The manager’s amendment from Agriculture Subcommittee Chairman Andy Harris, R-Md., would slash $1.2 billion from the Food for Peace program, bringing the total down to $532 million, or nearly 70% lower than the current fiscal year. Rules ranking member Jim McGovern, D-Mass., lambasted the GOP for cutting the overseas food assistance funds while “in the middle of a global food security crisis,” but his amendment to strike the cut was rejected.

The amendment from Harris also would cut every other program funded in the bill – save for the Special Supplemental Nutrition Program for Women, Infants and Children – by over 14%. That includes the measure’s $50 million for the FDA’s innovation account that was provided by the 2016 biomedical research law known as “21st Century Cures” that Harris, among other Republicans, vocally supported.

The combined effect of the manager’s amendment, which would be incorporated into the base text if the rule for floor debate is adopted, would bring total cuts in the measure below this year’s comparable levels to around $3.7 billion, a 14% reduction.

The State-Foreign Operations bill, drafted by that subcommittee’s chairman, Mario Diaz-Balart, R-Fla., was already slated to take a big hit under its previous incarnation.

His manager’s amendment, which also would be slipped into the base text upon adoption of the rule, would make an additional $1 billion in cuts, mostly from State Department diplomatic programs and contributions to international peacekeeping missions as well as U.S. Agency for International Development operating expenses.

In total, the State-Foreign Operations bill would be cut below this year’s comparable levels by nearly $10.3 billion, or almost 17%, if the manager’s amendment is adopted.

The cuts are a down payment on a total of $60 billion conservatives extracted from GOP leaders that they are still scrambling to identify.

House Appropriations Republicans are laying plans to take up the Labor-HHS-Education and Commerce-Justice-Science measures in full committee as soon as this upcoming week. Those bills haven’t advanced beyond subcommittee action yet due to intraparty rifts.

But committee rules dictate they can’t mark up spending bills at the same time the committee is on the floor debating other appropriations bills, putting that timeline in doubt.

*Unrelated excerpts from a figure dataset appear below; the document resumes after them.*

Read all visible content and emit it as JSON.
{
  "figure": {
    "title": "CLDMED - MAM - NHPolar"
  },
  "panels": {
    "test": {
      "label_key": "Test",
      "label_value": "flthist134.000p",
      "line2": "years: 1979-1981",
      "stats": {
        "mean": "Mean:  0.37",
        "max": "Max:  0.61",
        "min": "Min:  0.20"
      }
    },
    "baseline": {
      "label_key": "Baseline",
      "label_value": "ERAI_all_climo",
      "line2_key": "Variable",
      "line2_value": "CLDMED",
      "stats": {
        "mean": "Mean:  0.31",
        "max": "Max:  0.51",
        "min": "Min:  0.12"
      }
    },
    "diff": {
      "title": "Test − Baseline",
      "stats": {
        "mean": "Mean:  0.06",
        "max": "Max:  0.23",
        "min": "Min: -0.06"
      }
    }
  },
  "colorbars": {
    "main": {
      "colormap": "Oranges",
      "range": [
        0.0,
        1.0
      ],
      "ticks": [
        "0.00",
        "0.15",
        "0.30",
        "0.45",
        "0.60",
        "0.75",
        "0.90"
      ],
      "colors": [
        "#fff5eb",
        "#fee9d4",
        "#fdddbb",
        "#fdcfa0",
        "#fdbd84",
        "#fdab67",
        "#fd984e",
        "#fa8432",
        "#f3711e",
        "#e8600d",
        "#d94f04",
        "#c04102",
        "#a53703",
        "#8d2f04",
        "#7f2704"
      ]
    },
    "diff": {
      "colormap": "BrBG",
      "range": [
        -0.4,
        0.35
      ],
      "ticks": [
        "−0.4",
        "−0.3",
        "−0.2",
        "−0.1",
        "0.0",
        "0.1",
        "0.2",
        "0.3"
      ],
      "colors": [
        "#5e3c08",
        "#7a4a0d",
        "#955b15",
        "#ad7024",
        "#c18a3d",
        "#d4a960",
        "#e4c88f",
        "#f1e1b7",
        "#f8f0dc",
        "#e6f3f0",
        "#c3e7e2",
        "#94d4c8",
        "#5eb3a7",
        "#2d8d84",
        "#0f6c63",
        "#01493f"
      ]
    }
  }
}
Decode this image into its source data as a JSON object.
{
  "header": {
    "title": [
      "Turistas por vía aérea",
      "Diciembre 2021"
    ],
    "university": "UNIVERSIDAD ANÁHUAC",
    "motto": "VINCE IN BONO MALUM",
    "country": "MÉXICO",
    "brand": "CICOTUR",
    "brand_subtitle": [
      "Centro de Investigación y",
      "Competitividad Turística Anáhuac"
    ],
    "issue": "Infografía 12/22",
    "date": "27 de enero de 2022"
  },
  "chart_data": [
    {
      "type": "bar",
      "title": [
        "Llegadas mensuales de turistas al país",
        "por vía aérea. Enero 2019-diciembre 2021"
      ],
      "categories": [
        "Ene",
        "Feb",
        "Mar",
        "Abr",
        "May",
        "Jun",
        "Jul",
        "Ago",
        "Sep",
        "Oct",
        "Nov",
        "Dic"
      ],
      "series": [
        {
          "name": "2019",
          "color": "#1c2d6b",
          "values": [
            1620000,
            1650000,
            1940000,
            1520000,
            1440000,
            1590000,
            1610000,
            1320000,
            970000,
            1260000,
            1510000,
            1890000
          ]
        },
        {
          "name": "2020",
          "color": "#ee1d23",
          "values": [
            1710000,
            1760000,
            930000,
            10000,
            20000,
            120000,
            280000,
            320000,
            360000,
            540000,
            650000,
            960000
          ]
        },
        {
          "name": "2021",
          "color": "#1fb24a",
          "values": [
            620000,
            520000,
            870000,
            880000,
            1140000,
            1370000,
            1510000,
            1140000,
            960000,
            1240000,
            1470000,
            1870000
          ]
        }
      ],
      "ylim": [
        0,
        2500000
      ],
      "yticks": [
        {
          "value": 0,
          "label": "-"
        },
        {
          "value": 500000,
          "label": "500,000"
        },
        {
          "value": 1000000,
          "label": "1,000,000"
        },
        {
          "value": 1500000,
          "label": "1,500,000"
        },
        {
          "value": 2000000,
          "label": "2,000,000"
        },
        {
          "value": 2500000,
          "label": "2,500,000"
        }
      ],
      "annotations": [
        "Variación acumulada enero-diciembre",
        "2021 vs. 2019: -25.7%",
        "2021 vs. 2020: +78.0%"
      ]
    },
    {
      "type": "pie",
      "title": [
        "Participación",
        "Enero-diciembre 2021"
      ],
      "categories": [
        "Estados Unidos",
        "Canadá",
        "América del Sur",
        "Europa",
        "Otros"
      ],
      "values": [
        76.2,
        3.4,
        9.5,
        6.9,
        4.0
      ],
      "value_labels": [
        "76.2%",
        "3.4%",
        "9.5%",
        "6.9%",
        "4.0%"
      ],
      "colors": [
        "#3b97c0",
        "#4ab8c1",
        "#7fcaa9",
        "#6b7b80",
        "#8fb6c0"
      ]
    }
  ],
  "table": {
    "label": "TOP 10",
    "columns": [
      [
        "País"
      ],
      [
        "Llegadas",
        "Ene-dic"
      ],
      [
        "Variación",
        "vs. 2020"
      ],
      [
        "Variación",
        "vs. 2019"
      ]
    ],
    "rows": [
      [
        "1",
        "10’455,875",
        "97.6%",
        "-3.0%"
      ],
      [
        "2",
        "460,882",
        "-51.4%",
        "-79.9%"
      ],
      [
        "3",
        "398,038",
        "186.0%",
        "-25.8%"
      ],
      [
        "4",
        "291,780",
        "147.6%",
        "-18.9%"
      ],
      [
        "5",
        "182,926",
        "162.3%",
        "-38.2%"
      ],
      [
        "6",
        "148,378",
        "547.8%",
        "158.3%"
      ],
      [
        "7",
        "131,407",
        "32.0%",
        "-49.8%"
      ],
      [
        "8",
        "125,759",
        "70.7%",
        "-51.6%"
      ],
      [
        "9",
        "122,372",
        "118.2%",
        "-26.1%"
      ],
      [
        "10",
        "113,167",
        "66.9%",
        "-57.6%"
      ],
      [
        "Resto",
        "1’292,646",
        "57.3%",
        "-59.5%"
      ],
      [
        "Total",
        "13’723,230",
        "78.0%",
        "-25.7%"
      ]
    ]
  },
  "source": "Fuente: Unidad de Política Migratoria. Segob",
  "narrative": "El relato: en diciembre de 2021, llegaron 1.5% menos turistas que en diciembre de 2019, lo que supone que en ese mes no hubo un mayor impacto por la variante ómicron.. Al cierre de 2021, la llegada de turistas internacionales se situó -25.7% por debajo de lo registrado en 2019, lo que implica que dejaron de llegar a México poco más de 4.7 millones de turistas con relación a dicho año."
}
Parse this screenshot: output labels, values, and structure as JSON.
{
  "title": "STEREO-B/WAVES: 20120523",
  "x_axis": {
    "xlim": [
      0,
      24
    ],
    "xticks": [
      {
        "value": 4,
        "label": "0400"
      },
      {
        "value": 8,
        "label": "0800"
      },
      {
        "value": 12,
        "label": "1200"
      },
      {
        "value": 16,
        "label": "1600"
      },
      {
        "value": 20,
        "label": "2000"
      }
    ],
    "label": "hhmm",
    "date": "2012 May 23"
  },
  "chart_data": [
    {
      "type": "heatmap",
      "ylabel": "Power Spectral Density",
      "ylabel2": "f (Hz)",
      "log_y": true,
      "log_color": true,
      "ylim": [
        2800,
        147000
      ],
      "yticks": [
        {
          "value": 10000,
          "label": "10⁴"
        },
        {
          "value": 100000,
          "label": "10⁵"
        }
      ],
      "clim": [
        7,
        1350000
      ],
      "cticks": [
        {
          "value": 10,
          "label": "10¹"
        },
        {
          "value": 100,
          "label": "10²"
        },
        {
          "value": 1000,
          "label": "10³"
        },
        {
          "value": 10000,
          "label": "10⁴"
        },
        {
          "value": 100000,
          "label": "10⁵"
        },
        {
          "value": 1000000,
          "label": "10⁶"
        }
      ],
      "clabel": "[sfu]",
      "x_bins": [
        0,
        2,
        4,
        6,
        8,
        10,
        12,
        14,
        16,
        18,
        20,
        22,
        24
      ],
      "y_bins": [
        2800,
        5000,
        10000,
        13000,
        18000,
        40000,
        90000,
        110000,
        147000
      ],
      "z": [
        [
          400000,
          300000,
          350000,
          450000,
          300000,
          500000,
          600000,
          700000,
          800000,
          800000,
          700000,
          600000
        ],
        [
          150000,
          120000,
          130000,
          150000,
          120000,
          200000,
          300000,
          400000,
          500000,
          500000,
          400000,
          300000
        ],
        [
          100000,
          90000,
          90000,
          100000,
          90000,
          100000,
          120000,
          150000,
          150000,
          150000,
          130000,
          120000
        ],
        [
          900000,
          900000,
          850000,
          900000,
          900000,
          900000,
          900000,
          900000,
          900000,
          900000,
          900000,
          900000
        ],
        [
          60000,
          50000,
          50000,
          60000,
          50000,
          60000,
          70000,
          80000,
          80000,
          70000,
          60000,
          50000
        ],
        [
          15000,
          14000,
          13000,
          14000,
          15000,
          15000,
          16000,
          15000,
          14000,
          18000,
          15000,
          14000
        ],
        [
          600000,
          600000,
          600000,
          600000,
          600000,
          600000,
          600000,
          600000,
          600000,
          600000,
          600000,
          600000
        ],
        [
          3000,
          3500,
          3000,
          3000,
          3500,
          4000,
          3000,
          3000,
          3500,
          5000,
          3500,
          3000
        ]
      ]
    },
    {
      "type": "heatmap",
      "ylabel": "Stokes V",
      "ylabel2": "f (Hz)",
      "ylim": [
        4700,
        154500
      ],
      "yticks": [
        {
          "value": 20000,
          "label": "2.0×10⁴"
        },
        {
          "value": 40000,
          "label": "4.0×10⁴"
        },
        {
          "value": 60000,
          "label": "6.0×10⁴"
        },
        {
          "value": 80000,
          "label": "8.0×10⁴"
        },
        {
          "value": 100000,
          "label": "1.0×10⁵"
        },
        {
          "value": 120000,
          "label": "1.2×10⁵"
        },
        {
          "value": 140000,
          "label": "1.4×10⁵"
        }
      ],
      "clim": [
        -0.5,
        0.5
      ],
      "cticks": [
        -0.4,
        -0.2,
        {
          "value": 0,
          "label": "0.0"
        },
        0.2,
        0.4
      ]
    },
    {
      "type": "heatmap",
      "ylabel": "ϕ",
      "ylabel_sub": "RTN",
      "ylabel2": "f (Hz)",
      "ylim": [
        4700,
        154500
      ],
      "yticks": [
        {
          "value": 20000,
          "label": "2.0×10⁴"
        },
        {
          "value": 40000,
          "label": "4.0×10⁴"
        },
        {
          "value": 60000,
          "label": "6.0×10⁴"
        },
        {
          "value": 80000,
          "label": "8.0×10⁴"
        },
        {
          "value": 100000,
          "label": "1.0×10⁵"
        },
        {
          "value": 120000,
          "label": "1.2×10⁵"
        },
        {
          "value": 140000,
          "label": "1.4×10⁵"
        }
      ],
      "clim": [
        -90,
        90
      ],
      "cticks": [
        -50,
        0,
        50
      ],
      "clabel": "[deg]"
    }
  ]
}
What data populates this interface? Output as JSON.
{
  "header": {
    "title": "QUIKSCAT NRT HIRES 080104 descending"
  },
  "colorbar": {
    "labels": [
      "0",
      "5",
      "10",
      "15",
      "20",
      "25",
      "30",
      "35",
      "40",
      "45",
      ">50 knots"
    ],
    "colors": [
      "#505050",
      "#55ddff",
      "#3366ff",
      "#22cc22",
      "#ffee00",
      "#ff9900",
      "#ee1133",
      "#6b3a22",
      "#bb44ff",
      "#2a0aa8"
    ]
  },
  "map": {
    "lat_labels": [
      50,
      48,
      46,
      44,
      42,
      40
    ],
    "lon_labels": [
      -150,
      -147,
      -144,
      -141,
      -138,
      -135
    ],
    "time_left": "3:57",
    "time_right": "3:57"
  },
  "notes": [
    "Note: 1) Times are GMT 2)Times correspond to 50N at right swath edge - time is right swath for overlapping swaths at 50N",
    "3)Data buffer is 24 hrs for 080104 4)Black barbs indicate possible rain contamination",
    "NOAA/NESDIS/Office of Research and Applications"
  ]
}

And party leaders served notice that in order to fulfill the mission of taking up individual bills, a scheduled recess the week of Oct. 2 was likely to be scrapped for floor consideration of the Interior-Environment and Energy-Water spending bills. That in itself is an admission that the chamber doesn’t have time to pass all the individual bills before the Sept. 30 shutdown deadline.

McCarthy pointed out that the House hasn’t been able to pass more than one bill largely due to conservative holdouts who have objected to floor consideration since the initial bills were ready to go in July.

“They don’t want to do a CR because they want to do individual bills. Well, we’ve been trying to pass individual bills this whole time that they’ve been denying us to even get up on,” McCarthy said Saturday. If the GOP can’t pass a stopgap bill, he said it puts them in a “very weak position to win anything for the American public.”

McCarthy said the chamber needs to “accept a Republican funding bill that funds government for a short term so we can finish the Republican appropriations bills off the floor.”